Moltbook’s security incident is no accident. It is likely to be the inevitable result of “Vibe Coding” and the pursuit of speed in the current AI field.
The so-called "atmosphere programming" refers to a development model in which developers rely on AI tools to quickly generate code and pursue functional implementation while ignoring the underlying architecture and security audits.
Moltbook itself is a product spawned by AI "atmosphere programming", aims to create a social platform for AI agents to communicate and interact autonomously. Its rapid popularity just caters to people’s science fiction imagination of AI “awakening” and “socialization”.
However,Speed masks systemic risk.
The founder of the platform admitted that before the explosive growth of the project, no one thought to check whether the database was safe. This kind of Internet start-up thinking of "go online first, patch later" is exponentially more dangerous when faced with AI agents that have the ability to act autonomously.

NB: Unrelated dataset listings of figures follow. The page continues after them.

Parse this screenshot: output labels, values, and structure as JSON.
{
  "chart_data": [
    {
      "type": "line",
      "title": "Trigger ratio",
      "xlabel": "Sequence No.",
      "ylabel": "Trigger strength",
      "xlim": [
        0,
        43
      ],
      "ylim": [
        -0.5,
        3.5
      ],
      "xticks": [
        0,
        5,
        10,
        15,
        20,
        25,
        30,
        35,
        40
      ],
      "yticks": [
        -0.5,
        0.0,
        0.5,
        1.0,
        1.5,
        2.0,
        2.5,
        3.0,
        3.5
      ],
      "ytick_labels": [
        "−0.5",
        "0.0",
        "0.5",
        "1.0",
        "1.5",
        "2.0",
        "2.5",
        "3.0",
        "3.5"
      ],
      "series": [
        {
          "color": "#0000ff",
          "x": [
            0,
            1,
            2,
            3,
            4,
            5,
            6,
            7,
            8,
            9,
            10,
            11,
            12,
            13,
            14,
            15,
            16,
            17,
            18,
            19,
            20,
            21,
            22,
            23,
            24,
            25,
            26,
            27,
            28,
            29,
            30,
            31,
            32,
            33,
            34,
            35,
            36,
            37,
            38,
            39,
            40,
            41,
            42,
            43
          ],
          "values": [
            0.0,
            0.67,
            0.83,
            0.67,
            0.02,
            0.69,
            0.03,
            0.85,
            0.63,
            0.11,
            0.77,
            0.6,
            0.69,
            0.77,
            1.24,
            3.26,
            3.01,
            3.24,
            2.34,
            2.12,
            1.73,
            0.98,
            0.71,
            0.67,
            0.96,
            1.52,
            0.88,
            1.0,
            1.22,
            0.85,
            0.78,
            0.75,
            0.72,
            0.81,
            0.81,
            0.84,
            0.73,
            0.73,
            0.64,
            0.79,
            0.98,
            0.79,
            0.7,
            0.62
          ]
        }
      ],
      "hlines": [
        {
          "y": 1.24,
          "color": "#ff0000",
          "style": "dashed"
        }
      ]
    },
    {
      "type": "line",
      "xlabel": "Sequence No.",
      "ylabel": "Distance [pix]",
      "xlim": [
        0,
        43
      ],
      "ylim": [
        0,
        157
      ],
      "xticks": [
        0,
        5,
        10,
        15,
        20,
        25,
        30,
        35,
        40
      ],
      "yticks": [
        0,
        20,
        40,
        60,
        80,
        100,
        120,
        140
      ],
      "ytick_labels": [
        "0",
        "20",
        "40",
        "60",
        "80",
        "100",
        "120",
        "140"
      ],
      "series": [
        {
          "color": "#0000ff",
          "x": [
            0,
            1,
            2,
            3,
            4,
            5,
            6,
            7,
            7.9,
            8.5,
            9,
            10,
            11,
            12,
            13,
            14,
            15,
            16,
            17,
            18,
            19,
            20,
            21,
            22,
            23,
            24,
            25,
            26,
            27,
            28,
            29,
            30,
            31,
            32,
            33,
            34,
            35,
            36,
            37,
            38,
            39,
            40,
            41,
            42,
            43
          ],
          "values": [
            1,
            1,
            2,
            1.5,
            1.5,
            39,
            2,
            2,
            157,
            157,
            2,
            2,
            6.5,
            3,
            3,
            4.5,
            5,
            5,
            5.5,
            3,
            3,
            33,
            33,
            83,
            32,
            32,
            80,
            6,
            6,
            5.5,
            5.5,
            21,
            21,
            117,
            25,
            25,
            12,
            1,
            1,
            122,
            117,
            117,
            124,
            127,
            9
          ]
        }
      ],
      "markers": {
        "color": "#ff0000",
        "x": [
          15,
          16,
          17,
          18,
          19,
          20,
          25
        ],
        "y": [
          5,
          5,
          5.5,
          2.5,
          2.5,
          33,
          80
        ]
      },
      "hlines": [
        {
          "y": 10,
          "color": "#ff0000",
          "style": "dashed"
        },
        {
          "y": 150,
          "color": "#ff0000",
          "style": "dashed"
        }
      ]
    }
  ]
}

What the attacker controls will no longer be a static account, but a "digital life" that can actively interact with other AIs, perform tasks, and even commit fraud.
The deeper background is that the AI agent track is hot. From OpenAI’s o1 to the products of various startups, they are all exploring ways to make AI complete tasks more autonomously.
Moltbook attempts to be a “social layer” and “behavioral observation room” for these agents, but the collapse of its security foundation once again reminds all participants on the track - have we built a "code of conduct" and "safety fence" for AI before giving them "action power"?
AI safety’s “Oppenheimer moment”
The Moltbook incident is a microcosm, marking that AI development is moving from a simple competition in model capabilities to the deep waters of complex system security and governance.
People used to talk about AI security, mostly focusing on model bias, illusion, or abuse. But now, when AI becomes an “action entity” that can be remotely controlled and has the ability to interact, security threats have become concrete and urgent.
This incident exposed a common mentality in the industry - in the pursuit of "cool" AI application scenarios, basic security engineering is seriously underestimated.
AI researcher Mark Liddell pointed out: "The AI community is relearning the cybersecurity lessons of the past 20 years, and in the hardest way possible. "
It is foreseeable that with the popularity of AI agents, there will only be more similar security incidents.
Regulators, investors, and corporate customers will begin to take a serious look at the security development lifecycle of AI products. This may slow down the birth of some “Internet celebrity” applications.But it will also give rise to emerging markets focusing on AI security auditing and agent behavior monitoring..
Perhaps, when AI learns to socialize, the first thing humans must learn is how to set a safe boundary for it. This is not only to protect the AI itself, but also to protect the users themselves behind the AI agent.